Thursday, March 27, 2008

Nesting

I’m waiting (not at all patiently) for a loan check to arrive so that I can finally finish the home renovations we started three years ago when we bought our house. I was an idiot then and left the only full bath for last. When it was time to move in, not only had we still not started it, but we were out of money. It has sat in all it’s 1970s glory for the last three years mocking me. But for most of those years, I was more obsessed with making a baby, and how much that was going to cost, that I ignored it to the best of my ability.

Until I realized this winter that I would be spending the next 5 years bathing my child in that disgusting tub with the cracked tile. And that just will not do. It makes me want to cry when I think about it.

Of course my dear sweet hubby and I don’t exactly have any spare cash lying around since he barely escaped a lay off at his company in December. We are lucky he has a paycheck, even if it has been reduced in size.

I spent months wondering how the heck I was going to get a new bathroom without pushing us to the brink when I realized that my lovely hefty 401K fit the bill. I took a loan at a great reduced interest rate and the check should be here by now (hence the not waiting patiently).

When it arrives I plan to do like apparently other pg women do. I’m so happy I’m not the only pregnant woman contemplating tearing apart my house just before I have a baby. After we signed the papers I realized that 15 weeks isn’t that long. Most home renovation projects take longer. But that’s all the time I have left. So it must do.
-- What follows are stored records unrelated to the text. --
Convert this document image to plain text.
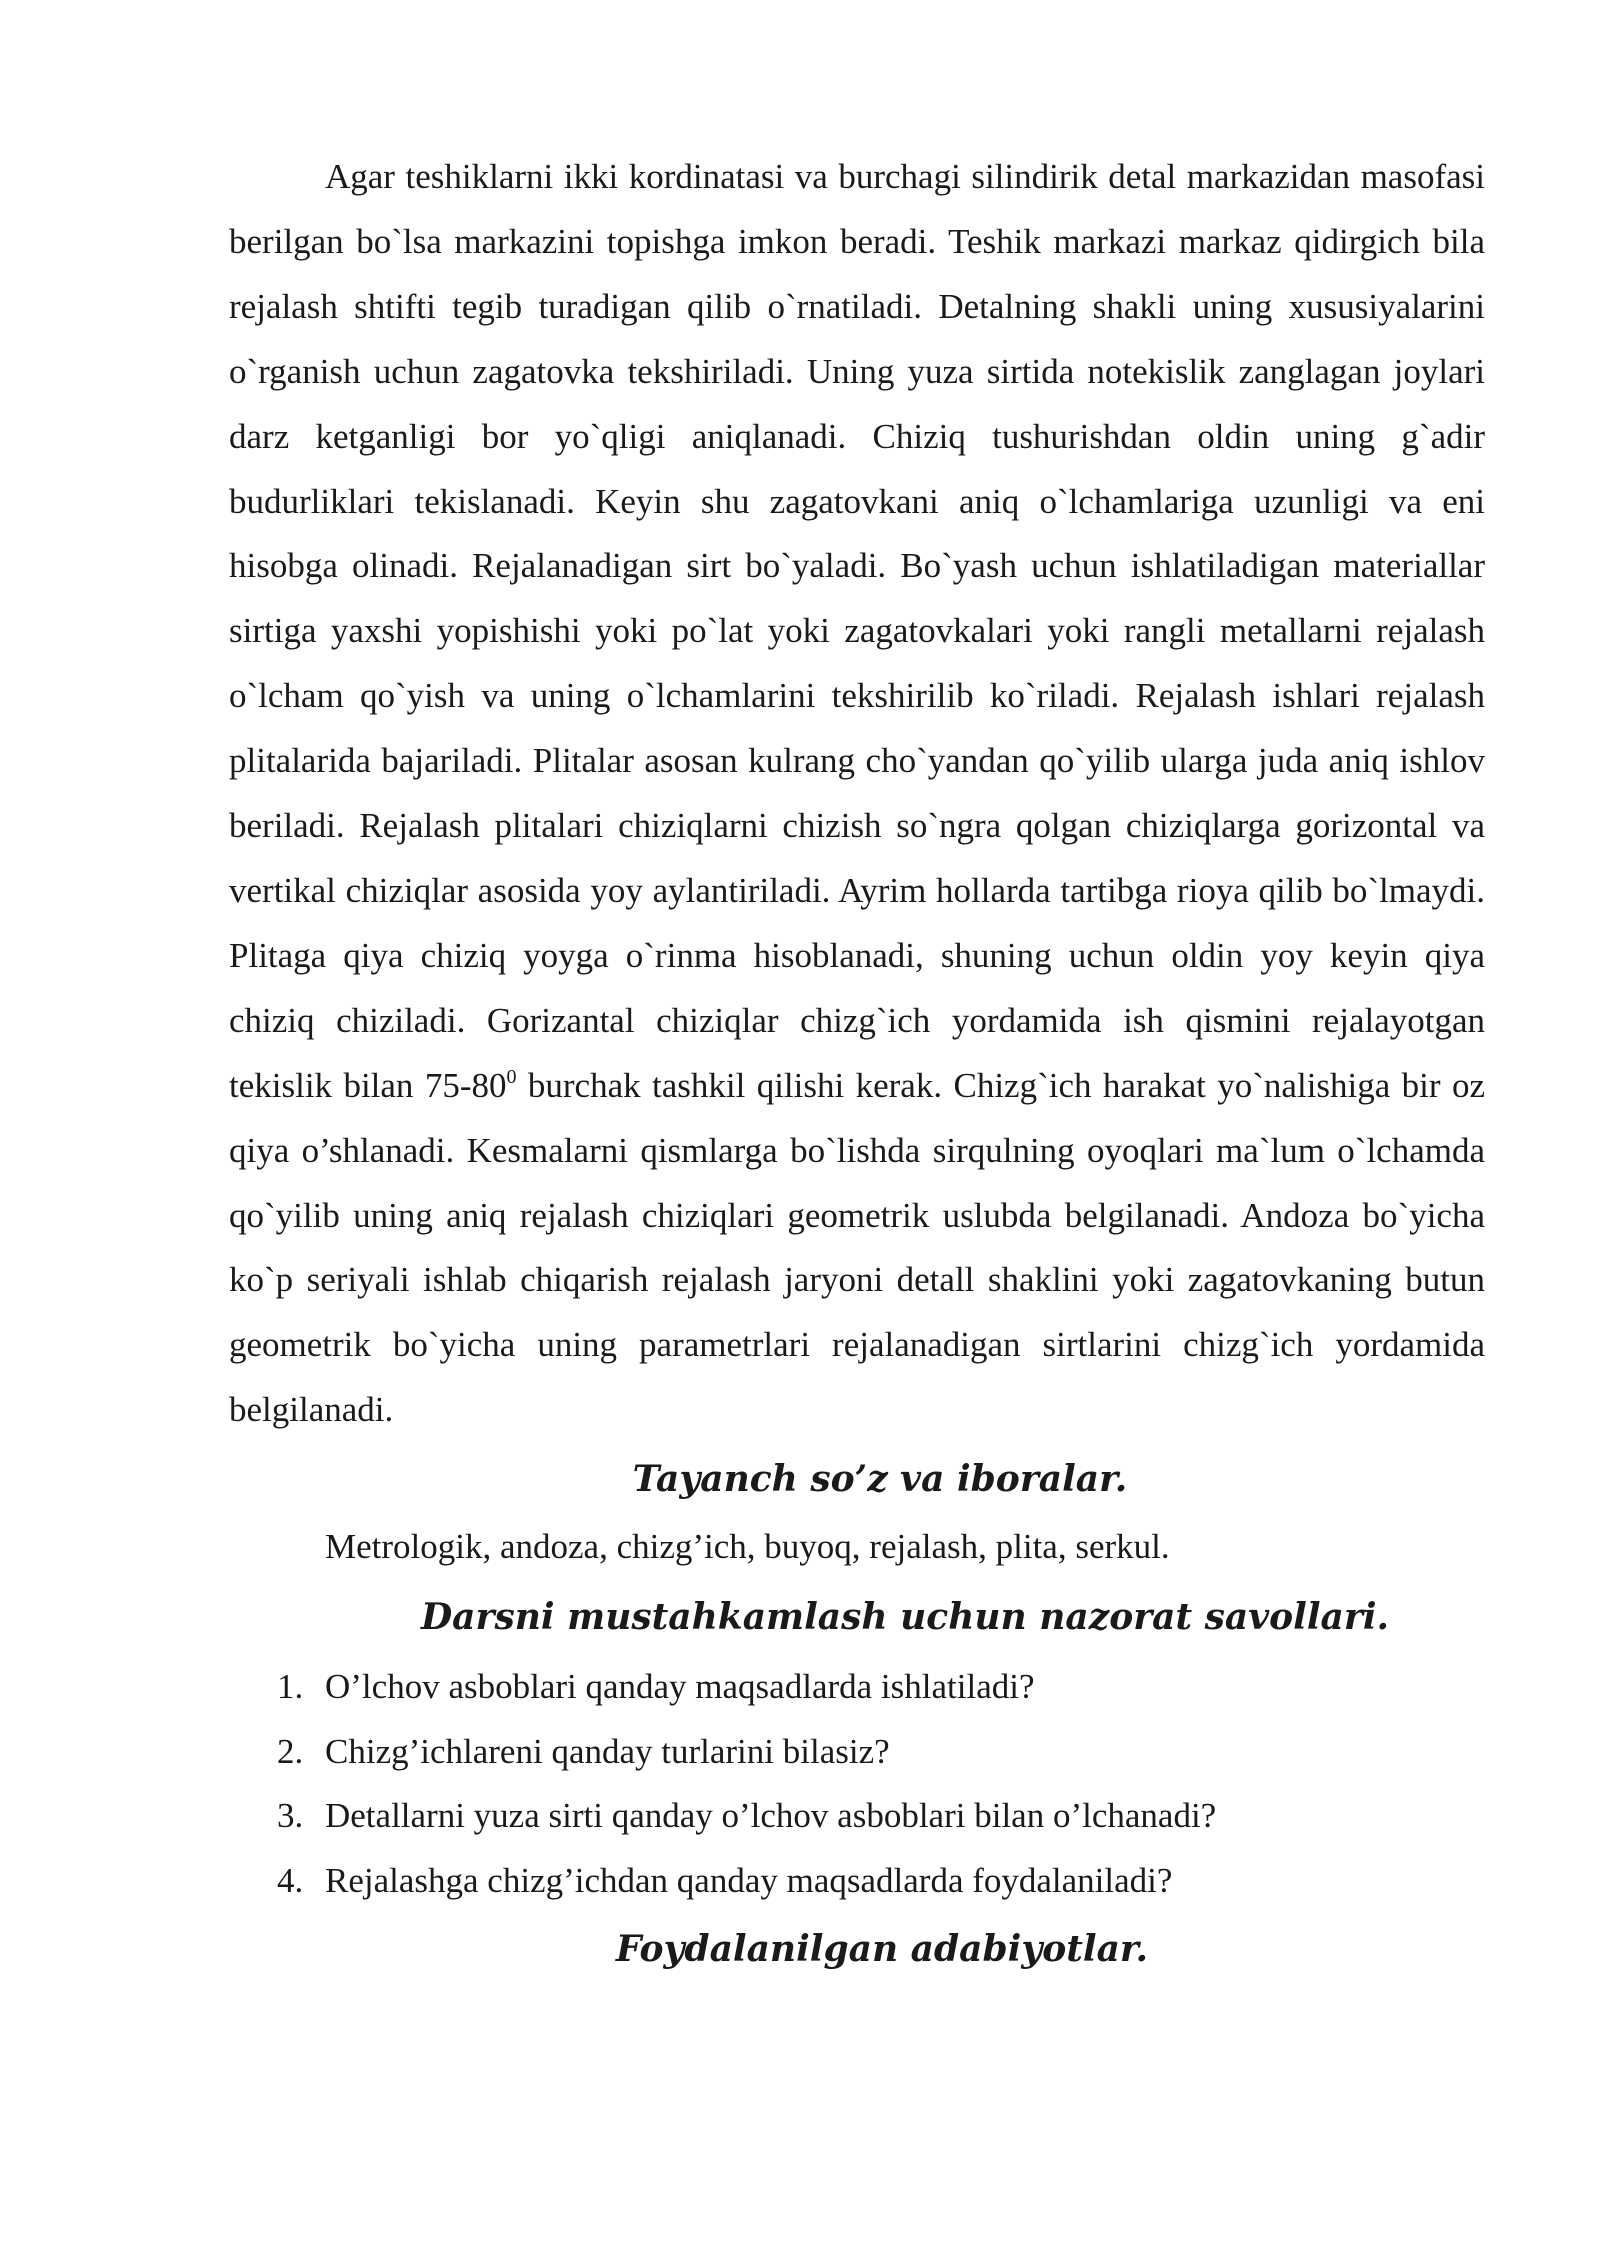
Agar teshiklarni ikki kordinatasi va burchagi silindirik detal markazidan masofasi berilgan bo`lsa markazini topishga imkon beradi. Teshik markazi markaz qidirgich bila rejalash shtifti tegib turadigan qilib o`rnatiladi. Detalning shakli uning xususiyalarini o`rganish uchun zagatovka tekshiriladi. Uning yuza sirtida notekislik zanglagan joylari darz ketganligi bor yo`qligi aniqlanadi. Chiziq tushurishdan oldin uning g`adir budurliklari tekislanadi. Keyin shu zagatovkani aniq o`lchamlariga uzunligi va eni hisobga olinadi. Rejalanadigan sirt bo`yaladi. Bo`yash uchun ishlatiladigan materiallar sirtiga yaxshi yopishishi yoki po`lat yoki zagatovkalari yoki rangli metallarni rejalash o`lcham qo`yish va uning o`lchamlarini tekshirilib ko`riladi. Rejalash ishlari rejalash plitalarida bajariladi. Plitalar asosan kulrang cho`yandan qo`yilib ularga juda aniq ishlov beriladi. Rejalash plitalari chiziqlarni chizish so`ngra qolgan chiziqlarga gorizontal va vertikal chiziqlar asosida yoy aylantiriladi. Ayrim hollarda tartibga rioya qilib bo`lmaydi. Plitaga qiya chiziq yoyga o`rinma hisoblanadi, shuning uchun oldin yoy keyin qiya chiziq chiziladi. Gorizantal chiziqlar chizg`ich yordamida ish qismini rejalayotgan tekislik bilan $75-80^0$ burchak tashkil qilishi kerak. Chizg`ich harakat yo`nalishiga bir oz qiya o’shlanadi. Kesmalarni qismlarga bo`lishda sirqulning oyoqlari ma`lum o`lchamda qo`yilib uning aniq rejalash chiziqlari geometrik uslubda belgilanadi. Andoza bo`yicha ko`p seriyali ishlab chiqarish rejalash jaryoni detall shaklini yoki zagatovkaning butun geometrik bo`yicha uning parametrlari rejalanadigan sirtlarini chizg`ich yordamida belgilanadi.

Tayanch so’z va iboralar.

Metrologik, andoza, chizg’ich, buyoq, rejalash, plita, serkul.

Darsni mustahkamlash uchun nazorat savollari.
1. O’lchov asboblari qanday maqsadlarda ishlatiladi?
2. Chizg’ichlareni qanday turlarini bilasiz?
3. Detallarni yuza sirti qanday o’lchov asboblari bilan o’lchanadi?
4. Rejalashga chizg’ichdan qanday maqsadlarda foydalaniladi?
Foydalanilgan adabiyotlar.
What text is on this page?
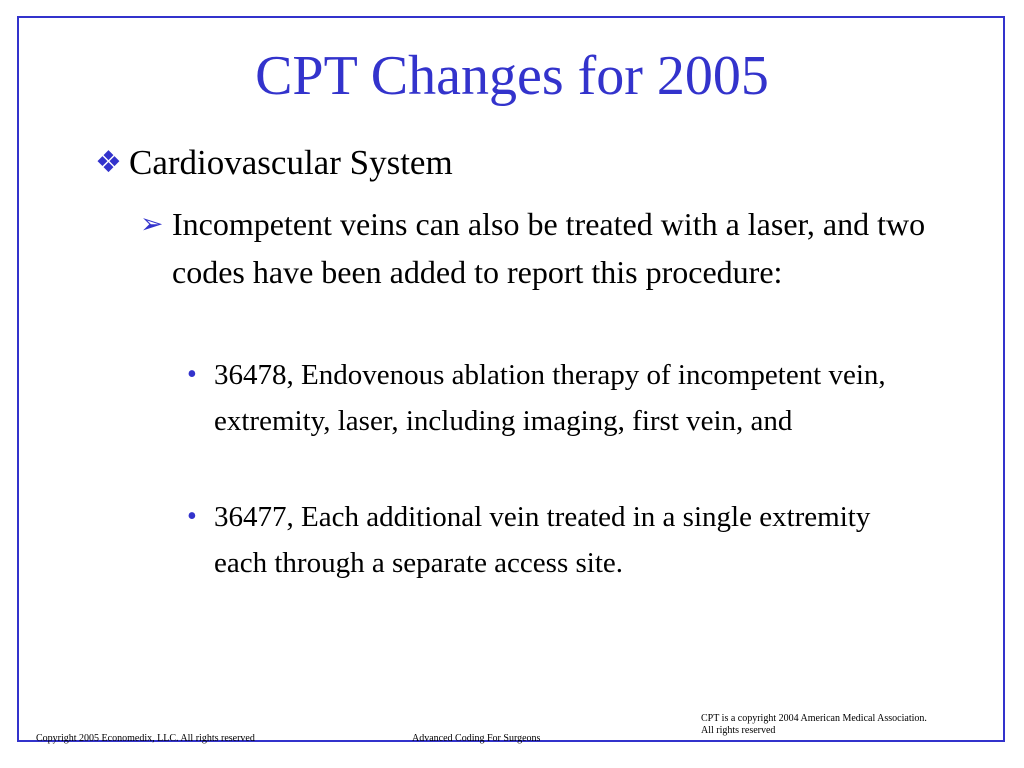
CPT Changes for 2005
❖ Cardiovascular System
➢ Incompetent veins can also be treated with a laser, and two codes have been added to report this procedure:
• 36478, Endovenous ablation therapy of incompetent vein, extremity, laser, including imaging, first vein, and
• 36477, Each additional vein treated in a single extremity each through a separate access site.
Copyright 2005 Economedix, LLC. All rights reserved	Advanced Coding For Surgeons
CPT is a copyright 2004 American Medical Association.
All rights reserved
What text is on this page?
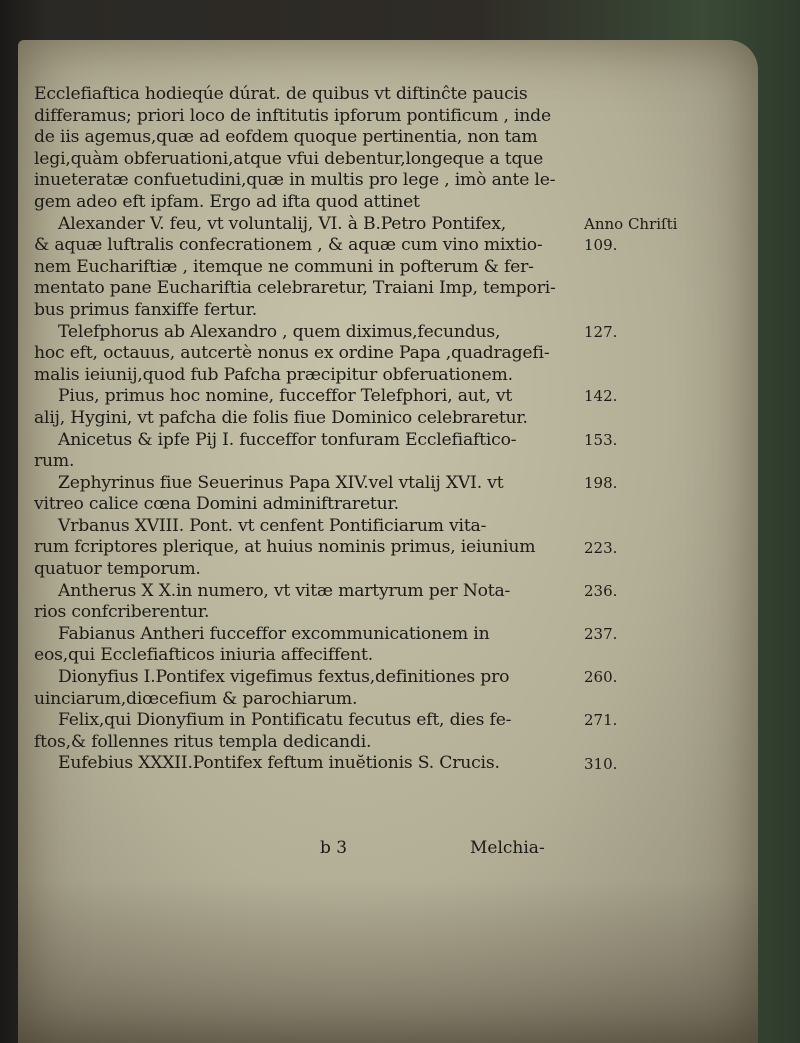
Ecclefiaftica hodieqúe dúrat. de quibus vt diftinĉte paucis
differamus; priori loco de inftitutis ipforum pontificum , inde
de iis agemus,quæ ad eofdem quoque pertinentia, non tam
legi,quàm obferuationi,atque vfui debentur,longeque a tque
inueteratæ confuetudini,quæ in multis pro lege , imò ante le-
gem adeo eft ipfam. Ergo ad ifta quod attinet
Alexander V. feu, vt voluntalij, VI. à B.Petro Pontifex,
& aquæ luftralis confecrationem , & aquæ cum vino mixtio-
nem Euchariftiæ , itemque ne communi in pofterum & fer-
mentato pane Euchariftia celebraretur, Traiani Imp, tempori-
bus primus fanxiffe fertur.
Telefphorus ab Alexandro , quem diximus,fecundus,
hoc eft, octauus, autcertè nonus ex ordine Papa ,quadragefi-
malis ieiunij,quod fub Pafcha præcipitur obferuationem.
Pius, primus hoc nomine, fucceffor Telefphori, aut, vt
alij, Hygini, vt pafcha die folis fiue Dominico celebraretur.
Anicetus & ipfe Pij I. fucceffor tonfuram Ecclefiaftico-
rum.
Zephyrinus fiue Seuerinus Papa XIV.vel vtalij XVI. vt
vitreo calice cœna Domini adminiftraretur.
Vrbanus XVIII. Pont. vt cenfent Pontificiarum vita-
rum fcriptores plerique, at huius nominis primus, ieiunium
quatuor temporum.
Antherus X X.in numero, vt vitæ martyrum per Nota-
rios confcriberentur.
Fabianus Antheri fucceffor excommunicationem in
eos,qui Ecclefiafticos iniuria affeciffent.
Dionyfius I.Pontifex vigefimus fextus,definitiones pro
uinciarum,diœcefium & parochiarum.
Felix,qui Dionyfium in Pontificatu fecutus eft, dies fe-
ftos,& follennes ritus templa dedicandi.
Eufebius XXXII.Pontifex feftum inuĕtionis S. Crucis.
Anno Chriſti
109.
127.
142.
153.
198.
223.
236.
237.
260.
271.
310.
b 3	Melchia-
Dreams of a sparkly new bathroom to bathe our sweet little boy will keep me going. Right?

1 comment:

Geohde said...

Nothing wrong with wanting a new bathroom, makes me wish I wasn't renting, so I could do the same.

J

PS Thanks for your comments on my site- I think nifedipine is the likely suspect in my near future. Can't say I mind, if it means that I can MOVE without tightenings, that would be nice. The irony of having so much free time (not working any more) and not being able to DO anything.